The next step is to mark each of the triangles, front and back, as to which flexagon side they belong to.  By doing this, it will be easy to fold and complete the hexaflexagon.  The numbers for the top view of the frieze are given by the first row of the table starting from the initial triangle that we started with in creating the frieze pattern.  In the diagram below, that is the yellow #1.  Procede to number the tirangles in the same order they were layed out in the R and L mapping.  Note the three repetitions of the table pattern in the below diagram by the three different colors for the number sequence.  The reverse side of the frieze will be numbered by using the second row of the table we created.  Again the numbering follows the placement of the triangles as they were constructed.  (the back side will be numbered clockwise and front side counter clockwise). See below how this looks. This flexagon is now ready to be cut out and folded!  When folding, match pairs of numbers.  For example, fold the three pairs of 4's together, then the 2's, etc. until the front and back face of the hexaflexagon have the same numbers on their faces.  Tape the last two triangles together and flex!

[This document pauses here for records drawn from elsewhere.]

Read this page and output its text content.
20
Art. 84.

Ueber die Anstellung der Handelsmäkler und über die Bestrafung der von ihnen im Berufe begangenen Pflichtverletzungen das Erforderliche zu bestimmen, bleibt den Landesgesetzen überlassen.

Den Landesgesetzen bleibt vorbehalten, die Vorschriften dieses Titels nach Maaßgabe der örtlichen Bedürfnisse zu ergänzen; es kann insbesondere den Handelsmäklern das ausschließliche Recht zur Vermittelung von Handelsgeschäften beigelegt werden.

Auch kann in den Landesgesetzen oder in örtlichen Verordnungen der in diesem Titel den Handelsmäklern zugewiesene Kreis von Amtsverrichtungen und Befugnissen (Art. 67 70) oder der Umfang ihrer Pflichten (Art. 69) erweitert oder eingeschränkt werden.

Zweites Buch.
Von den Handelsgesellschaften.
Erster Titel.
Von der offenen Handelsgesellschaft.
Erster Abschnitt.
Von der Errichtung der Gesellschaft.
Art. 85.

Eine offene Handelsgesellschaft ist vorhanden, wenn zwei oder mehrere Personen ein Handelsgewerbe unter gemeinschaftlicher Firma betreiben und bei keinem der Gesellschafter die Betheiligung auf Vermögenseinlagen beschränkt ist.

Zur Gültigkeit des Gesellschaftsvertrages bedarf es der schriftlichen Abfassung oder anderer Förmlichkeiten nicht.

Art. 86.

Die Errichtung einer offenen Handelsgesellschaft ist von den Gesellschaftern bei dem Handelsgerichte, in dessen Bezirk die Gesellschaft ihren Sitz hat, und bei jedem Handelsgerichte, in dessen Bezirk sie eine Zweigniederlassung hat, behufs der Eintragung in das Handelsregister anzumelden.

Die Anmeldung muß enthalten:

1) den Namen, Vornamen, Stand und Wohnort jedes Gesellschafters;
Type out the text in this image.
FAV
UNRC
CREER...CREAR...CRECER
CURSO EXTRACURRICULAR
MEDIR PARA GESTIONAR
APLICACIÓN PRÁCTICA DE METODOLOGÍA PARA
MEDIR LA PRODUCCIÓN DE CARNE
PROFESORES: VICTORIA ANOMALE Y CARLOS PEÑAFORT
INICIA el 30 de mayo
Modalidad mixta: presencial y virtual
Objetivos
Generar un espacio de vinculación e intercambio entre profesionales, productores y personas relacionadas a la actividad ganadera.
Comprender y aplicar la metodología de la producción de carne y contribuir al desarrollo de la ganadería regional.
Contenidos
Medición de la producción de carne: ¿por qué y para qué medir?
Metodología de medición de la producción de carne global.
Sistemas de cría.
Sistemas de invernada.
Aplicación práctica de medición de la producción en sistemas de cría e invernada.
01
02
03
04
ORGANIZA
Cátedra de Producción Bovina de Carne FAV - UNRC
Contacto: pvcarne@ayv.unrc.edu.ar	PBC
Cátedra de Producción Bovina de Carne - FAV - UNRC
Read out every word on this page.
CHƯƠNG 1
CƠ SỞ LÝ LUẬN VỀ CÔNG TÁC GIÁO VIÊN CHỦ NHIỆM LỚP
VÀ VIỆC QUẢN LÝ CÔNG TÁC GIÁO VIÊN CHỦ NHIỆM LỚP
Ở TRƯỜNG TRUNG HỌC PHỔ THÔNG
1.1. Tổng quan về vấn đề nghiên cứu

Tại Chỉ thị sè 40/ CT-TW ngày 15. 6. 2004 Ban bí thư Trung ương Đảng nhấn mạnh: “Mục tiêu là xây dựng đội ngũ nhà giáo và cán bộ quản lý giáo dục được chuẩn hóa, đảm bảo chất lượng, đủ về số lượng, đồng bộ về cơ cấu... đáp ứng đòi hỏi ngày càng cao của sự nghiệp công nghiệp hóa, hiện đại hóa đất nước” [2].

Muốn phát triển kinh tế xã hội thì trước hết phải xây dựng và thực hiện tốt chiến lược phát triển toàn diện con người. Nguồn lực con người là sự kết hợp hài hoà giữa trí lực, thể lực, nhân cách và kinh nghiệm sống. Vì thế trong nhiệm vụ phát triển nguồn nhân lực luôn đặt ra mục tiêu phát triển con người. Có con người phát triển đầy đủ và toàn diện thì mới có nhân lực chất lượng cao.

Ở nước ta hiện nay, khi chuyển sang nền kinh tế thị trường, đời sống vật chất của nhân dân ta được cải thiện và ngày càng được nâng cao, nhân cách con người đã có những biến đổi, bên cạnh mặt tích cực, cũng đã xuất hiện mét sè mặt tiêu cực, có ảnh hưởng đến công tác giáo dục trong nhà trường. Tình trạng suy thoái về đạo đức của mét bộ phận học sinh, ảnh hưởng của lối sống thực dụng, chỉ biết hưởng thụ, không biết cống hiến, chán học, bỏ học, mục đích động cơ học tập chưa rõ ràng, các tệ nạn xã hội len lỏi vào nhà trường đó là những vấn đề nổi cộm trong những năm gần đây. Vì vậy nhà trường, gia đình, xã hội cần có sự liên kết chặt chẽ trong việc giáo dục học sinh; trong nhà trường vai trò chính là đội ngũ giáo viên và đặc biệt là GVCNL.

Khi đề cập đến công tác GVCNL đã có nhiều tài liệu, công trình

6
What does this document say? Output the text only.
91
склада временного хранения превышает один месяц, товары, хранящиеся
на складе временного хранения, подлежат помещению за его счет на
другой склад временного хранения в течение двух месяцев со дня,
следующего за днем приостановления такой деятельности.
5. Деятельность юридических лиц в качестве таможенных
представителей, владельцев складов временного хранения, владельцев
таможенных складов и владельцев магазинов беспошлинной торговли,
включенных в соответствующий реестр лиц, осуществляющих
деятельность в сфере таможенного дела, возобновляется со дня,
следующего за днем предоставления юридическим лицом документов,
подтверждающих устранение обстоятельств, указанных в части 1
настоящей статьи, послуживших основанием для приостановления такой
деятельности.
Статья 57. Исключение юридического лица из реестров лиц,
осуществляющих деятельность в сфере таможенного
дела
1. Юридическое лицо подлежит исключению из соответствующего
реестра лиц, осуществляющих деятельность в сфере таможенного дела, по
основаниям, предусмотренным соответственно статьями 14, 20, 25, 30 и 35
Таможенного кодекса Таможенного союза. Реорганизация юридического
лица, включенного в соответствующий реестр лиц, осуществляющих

There are a few more advanced topics if one wants to discover and create every variation.  It turns out that the flexagon map we built at the start of this article can twist and turn on itself.  So the map can be 3D for some flexagons.  This is also true for the friezes as well.  Many of the friezes for hexaflexagons of large numbers of sides will twist back and around on themselves.   An example of this is on the page for the 12 sided Zodiac flexagon model of this website.  Sometime I will write up an advanced hexagon creation article to cover these cases and a few other topics.